While the magazine tends to be a crazy mishmash of interviews, gear reviews, technical discussions and whatnot, the book is a much more organized and well-structured affair. After the introduction by Tony Visconti (of David Bowie, T. Rex, Iggy Pop, etc. fame) the material is divided up into five chapters: Home Recordists; Artists and Bands; Engineers, Producers and Studios; Knowledge and Techniques; and Recording Equipment. The first three chapters are mostly interviews, while the latter two are a mix of interviews, how-to tips and technical articles.
There's so much in here that it's tough to give an overall impression of the book. There's a definite slant toward the experimental/alt-rock world, which is only fair, as that's the place where the DIY aesthetic that drives TapeOp normally thrives. Fame-wise, editor Larry Crane has done a good job of selecting materials based on their content rather then on their marquee value. Some of the people are well-known (The Apples in Stereo, Elliott Smith, GBV, Steve Albini, Mitchell Froom), while many of the others will simply leave you wondering how there can be so many interesting folks out there that you've never even heard of! Like the music industry itself, the book is male heavy, but TapeOp makes it a point to actively support and encourage women who want to get involved in the recording world.

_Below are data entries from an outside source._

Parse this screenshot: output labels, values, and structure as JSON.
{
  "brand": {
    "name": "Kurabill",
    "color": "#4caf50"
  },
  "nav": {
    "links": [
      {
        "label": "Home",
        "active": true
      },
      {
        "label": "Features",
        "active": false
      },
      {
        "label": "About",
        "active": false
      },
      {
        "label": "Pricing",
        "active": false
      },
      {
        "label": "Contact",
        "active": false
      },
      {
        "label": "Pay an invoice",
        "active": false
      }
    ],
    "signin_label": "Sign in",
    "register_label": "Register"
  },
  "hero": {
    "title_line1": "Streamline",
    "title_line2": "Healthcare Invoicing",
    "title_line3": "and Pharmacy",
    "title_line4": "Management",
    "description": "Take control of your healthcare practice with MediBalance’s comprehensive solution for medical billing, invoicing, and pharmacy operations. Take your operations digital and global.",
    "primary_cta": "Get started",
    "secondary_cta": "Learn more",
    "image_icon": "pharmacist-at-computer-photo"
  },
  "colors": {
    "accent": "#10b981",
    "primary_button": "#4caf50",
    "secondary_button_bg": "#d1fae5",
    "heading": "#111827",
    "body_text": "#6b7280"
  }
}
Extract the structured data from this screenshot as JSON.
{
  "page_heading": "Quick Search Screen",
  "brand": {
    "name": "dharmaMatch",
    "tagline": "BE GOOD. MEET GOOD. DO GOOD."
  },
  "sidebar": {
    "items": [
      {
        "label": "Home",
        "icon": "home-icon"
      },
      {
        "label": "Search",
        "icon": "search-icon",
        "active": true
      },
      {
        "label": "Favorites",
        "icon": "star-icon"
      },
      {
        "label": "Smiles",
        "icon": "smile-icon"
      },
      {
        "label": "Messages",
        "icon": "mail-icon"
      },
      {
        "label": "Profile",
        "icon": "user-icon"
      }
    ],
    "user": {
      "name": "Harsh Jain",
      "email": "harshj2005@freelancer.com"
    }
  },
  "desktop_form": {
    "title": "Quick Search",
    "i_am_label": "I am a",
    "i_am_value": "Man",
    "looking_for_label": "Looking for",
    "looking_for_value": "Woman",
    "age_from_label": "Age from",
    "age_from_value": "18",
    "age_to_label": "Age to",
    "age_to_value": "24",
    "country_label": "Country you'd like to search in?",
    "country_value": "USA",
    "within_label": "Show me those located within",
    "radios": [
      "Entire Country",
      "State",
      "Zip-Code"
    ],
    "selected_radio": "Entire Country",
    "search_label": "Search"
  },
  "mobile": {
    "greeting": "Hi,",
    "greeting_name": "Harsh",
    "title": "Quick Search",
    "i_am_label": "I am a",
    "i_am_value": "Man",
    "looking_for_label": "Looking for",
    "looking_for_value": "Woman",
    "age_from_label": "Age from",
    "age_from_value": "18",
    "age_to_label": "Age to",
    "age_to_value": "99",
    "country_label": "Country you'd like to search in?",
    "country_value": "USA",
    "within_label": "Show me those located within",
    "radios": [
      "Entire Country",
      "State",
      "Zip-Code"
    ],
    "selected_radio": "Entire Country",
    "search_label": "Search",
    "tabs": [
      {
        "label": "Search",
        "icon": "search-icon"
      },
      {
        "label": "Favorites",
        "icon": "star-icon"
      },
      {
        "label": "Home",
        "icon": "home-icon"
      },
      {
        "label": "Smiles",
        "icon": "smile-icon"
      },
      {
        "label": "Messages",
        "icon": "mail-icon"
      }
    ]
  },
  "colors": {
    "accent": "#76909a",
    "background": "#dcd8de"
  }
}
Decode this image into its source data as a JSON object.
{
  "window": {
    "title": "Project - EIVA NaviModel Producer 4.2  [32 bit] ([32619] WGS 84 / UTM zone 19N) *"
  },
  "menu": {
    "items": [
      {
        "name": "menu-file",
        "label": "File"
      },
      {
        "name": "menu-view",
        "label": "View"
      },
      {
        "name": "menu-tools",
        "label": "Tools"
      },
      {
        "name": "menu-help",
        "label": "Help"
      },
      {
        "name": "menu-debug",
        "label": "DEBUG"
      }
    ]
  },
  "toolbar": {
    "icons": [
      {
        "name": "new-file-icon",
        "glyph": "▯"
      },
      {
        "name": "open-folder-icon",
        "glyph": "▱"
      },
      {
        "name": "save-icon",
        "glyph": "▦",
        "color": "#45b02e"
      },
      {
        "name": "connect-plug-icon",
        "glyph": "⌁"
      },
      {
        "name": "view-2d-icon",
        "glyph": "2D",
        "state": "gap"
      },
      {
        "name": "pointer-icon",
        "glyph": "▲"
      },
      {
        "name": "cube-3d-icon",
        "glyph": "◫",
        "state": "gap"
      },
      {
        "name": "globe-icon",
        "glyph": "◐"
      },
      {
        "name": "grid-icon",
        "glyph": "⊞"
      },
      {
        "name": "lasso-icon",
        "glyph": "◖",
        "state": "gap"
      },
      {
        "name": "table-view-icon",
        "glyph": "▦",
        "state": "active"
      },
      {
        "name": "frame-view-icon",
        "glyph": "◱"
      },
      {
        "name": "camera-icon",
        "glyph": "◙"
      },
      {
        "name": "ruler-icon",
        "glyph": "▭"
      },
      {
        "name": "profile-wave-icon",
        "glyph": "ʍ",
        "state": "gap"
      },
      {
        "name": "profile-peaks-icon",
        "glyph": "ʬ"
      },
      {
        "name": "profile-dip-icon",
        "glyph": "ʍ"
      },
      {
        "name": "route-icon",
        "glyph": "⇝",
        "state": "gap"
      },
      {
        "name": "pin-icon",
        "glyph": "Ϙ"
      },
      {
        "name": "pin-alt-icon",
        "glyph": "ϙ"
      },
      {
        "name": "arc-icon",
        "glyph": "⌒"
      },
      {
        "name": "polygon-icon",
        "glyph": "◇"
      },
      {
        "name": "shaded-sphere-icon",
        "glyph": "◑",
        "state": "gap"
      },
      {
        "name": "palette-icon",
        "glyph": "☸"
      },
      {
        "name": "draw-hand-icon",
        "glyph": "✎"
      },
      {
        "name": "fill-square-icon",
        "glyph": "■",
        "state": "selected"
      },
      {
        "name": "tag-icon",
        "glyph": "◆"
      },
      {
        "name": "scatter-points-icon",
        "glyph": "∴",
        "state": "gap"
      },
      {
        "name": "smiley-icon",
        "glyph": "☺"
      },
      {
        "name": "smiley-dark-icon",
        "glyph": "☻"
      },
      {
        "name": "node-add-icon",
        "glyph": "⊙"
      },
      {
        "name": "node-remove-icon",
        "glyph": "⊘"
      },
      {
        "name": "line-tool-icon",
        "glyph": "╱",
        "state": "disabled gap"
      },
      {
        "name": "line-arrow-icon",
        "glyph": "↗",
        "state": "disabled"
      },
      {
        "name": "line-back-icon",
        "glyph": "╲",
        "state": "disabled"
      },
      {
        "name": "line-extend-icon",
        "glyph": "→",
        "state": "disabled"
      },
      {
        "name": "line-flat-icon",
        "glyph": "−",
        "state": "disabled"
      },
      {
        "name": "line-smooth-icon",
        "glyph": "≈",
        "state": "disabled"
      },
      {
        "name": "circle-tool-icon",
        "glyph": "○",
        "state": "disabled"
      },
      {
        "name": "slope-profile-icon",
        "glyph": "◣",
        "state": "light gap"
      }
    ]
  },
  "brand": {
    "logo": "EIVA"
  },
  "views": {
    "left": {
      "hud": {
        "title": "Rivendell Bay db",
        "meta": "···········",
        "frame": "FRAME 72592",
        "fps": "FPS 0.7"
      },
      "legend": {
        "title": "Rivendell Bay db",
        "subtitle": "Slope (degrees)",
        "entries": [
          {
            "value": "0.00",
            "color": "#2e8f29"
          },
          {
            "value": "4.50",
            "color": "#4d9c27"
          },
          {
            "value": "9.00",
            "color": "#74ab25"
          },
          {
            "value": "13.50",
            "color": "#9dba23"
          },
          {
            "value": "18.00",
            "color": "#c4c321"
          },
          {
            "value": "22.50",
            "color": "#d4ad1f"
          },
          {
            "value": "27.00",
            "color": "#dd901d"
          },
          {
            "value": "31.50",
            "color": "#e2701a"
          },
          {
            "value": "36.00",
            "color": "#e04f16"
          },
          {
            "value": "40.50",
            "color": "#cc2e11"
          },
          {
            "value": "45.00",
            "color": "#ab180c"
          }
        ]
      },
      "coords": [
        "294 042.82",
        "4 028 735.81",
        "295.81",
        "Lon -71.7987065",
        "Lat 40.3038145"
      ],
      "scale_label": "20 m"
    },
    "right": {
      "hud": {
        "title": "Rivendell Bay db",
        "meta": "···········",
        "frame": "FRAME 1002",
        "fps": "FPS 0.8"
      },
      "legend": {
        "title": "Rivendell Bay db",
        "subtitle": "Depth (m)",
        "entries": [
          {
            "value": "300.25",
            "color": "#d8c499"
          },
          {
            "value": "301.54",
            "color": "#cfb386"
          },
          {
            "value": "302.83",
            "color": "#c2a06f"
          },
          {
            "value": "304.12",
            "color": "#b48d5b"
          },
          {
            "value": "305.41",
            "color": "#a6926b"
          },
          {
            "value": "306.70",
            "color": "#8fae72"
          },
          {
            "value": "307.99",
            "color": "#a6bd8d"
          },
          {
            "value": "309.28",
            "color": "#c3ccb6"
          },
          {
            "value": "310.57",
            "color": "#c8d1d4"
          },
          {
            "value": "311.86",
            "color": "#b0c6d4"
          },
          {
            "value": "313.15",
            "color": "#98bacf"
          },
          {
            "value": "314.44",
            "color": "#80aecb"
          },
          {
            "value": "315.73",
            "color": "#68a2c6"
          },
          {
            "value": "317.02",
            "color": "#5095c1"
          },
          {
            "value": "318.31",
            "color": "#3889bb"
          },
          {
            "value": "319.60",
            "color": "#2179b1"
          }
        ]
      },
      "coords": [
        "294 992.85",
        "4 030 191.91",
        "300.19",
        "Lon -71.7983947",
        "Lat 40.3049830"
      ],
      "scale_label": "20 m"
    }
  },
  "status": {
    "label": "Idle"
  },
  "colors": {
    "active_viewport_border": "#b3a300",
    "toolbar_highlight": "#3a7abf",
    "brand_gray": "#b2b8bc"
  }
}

As the title implies, the book is primarily concerned with the actual act of recording music, as opposed to song writing, playing gigs and so on. That focus gives the secret geek inside many musicians the chance to peek out and to explain to the world just what is so cool about the half-working $5 drum machine they found at a garage sale, or their new experimental cricket miking technique. While most of the articles are by and about the people that are actually pushing the record button and setting up the mics (whether it's a professional engineer, the kid with a four-track down the street or the guitarist in the band), there's also a fair amount of material about producing records, including lots of anecdotal evidence and advice that should interest any band that's considering working with a producer on their next recording.
The interviews are really at the heart of TapeOp, and they're probably what will turn most people on about this book. The gear reviews are also generally insightful and well written. Yet while much of the other information is useful and interesting ("How to Build a Mic Preamp", "4-Track Basics", "I'm No Expert: Capacitors"), a lot of it is stuff that's covered fairly well elsewhere. Besides, some topics, like "A Beginners Guide to Digital Recording with Your PC" are sort of doomed to be a bit dated and incomplete. A printed book isn't really the best medium for distributing information about the specifics of current technology.
Thankfully, TapeOp is much more about the spirit in which things are done than it is the gear that's used to do them. That's ultimately why this book and the magazine that spawned it are such great resources; making music is in the end a creative cultural act, not a technological one. You can go to recording school and learn lots of technical information about the latest gear, but the real art of recording comes only from practice and, ideally, from exposure to the ideas and imaginations of those who came before you. TapeOp gives you the chance to listen in as creative people, well-known and unknown, discuss the process of making and recording music. And that's priceless.